Killer Pad (2008)
Craig: These girls look cooked.
Doug: I know they're totally baked.
Craig: No man, I think that they're dead.
Doug: Holy shit!
Craig: You've got a little corpse on you!
Brody: It all makes sense. How could we have been so blind?
Doug: What are you talking about, Brody?
Brody: Don't you see? The hellacious stench, the ungodly heat, the forbidden fruit. I know what did this. It was a bunch of God damned squatters!
Doug: You think weightlifters did this?
Brody: [while watching girls make out] I think I released the demon seamen.
Craig: I don't know how I'd feel about having some poor bastard work for free.
Doug: It's un-American.
Fire Marshal: No, you gotta trust me on this one. I mean, he wouldn't mind. Not like when his wife of seventeen years, who he treated like a goddess, left him for Tom at Myspace.com.
Craig: It kind of sounds like your friend might be gay.
Fire Marshal: Why? You gay? Nice apron.
Dinko's Geek: You know what would be funny? If you took your top off and I saw your breasts, and I was like, "Hey, I can't believe you did that."
Dinko's Geek: I saw an adult film ones. My father has 'em. He hides them in a box labeled poison.
Craig: I can't believe this is happening.

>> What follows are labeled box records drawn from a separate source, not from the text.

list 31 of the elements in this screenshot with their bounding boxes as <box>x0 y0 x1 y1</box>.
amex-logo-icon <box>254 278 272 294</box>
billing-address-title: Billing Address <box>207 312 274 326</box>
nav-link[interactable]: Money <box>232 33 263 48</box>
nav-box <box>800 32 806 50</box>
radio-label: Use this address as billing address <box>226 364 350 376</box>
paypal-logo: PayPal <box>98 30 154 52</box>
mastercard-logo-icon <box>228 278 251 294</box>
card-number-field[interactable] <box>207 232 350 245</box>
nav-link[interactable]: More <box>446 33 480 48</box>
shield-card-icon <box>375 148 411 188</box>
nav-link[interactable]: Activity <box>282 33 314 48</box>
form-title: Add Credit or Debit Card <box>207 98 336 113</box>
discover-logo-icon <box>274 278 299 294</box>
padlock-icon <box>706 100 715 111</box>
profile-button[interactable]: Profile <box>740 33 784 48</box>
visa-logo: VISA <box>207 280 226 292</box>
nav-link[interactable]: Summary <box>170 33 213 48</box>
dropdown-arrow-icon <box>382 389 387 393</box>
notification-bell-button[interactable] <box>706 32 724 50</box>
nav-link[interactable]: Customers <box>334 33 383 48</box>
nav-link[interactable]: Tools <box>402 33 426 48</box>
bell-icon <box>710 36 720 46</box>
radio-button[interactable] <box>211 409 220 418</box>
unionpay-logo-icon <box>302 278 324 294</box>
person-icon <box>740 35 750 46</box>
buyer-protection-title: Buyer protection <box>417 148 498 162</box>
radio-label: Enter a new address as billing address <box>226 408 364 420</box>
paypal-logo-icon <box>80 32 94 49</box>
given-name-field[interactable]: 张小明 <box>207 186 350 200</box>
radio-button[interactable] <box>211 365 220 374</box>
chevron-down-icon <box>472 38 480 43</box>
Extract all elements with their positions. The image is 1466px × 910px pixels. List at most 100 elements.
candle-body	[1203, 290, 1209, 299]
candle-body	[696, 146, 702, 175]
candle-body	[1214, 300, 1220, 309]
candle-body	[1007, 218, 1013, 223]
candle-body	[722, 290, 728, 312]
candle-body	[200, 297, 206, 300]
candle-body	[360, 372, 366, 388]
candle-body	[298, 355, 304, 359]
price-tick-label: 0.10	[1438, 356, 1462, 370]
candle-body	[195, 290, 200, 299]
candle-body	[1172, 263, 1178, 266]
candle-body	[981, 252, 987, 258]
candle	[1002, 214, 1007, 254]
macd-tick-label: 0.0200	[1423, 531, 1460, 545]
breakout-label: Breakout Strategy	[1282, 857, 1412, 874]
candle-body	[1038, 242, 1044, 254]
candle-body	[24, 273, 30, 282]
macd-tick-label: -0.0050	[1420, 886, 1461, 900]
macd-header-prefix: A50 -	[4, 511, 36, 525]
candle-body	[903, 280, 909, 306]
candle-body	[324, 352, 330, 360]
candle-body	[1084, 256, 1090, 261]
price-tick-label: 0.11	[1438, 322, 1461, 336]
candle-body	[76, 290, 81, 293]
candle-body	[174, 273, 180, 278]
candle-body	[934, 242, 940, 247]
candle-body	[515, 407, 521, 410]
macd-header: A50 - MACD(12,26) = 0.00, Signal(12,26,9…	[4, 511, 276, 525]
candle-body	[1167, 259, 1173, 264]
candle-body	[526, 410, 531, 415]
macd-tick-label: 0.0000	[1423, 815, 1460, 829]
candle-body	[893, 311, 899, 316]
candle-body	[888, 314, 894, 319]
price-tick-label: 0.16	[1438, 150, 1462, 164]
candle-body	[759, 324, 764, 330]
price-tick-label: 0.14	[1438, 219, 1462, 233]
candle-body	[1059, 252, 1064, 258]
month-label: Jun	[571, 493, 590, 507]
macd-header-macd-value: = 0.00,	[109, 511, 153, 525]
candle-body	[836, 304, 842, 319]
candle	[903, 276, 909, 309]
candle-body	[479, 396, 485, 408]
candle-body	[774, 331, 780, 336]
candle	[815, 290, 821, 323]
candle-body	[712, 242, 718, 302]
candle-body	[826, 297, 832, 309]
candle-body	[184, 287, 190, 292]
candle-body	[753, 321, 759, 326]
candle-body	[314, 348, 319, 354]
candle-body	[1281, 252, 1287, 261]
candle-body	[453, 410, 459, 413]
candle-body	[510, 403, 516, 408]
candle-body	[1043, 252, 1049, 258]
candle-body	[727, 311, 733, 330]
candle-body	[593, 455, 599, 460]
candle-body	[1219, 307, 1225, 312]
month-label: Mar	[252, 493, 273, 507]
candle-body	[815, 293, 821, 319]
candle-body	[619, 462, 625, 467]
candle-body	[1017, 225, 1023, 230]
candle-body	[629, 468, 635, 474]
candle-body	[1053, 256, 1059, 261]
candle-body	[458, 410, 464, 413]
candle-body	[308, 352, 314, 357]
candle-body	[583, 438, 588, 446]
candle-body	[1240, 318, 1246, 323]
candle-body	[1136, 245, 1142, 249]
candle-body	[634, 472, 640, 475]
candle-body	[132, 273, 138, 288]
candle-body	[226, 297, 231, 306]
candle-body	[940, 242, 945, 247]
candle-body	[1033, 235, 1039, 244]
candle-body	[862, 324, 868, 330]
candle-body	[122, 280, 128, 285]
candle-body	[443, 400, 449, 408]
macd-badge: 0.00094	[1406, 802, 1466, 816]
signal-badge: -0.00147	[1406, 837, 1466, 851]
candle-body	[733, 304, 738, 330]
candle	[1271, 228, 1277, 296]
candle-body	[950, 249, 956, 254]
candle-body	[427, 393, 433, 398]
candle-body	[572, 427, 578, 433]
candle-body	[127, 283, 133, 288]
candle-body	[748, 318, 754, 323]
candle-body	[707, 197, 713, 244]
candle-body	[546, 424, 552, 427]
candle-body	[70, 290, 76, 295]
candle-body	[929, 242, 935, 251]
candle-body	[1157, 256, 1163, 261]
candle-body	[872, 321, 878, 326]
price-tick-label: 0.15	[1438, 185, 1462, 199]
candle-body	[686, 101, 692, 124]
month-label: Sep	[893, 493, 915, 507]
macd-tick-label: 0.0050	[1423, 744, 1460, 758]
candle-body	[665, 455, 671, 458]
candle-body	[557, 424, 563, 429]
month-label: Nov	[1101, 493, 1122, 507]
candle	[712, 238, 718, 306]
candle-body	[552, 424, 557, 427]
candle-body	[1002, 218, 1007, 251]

Doug: I don't believe my eyes.
Brody: Boys, save yourselves. Lucy's the devil!
Craig: I don't even care.
Brody: Let me offer some words of persuasion: She has a penis!
Doug: Holy camel foot! Deal breaker!
Brody: I need everyone here to listen to me very, very carefully, but whatever you do, please do not panic. Everybody here is in danger of being brutally murdered and sacrificed to the devil, so, if you would, please just move single file to the door, and we'll look forward to seeing you next time.
Brody: We will sing a holy song to defeat those evil, hot, evil bitches!
Brody: Well, that's it. All the stiffs have come back to life and everybody's going home.
Craig: Yeah, including us. My dad's balls are enormous.
Doug: Like cantaloupes in a tube sock.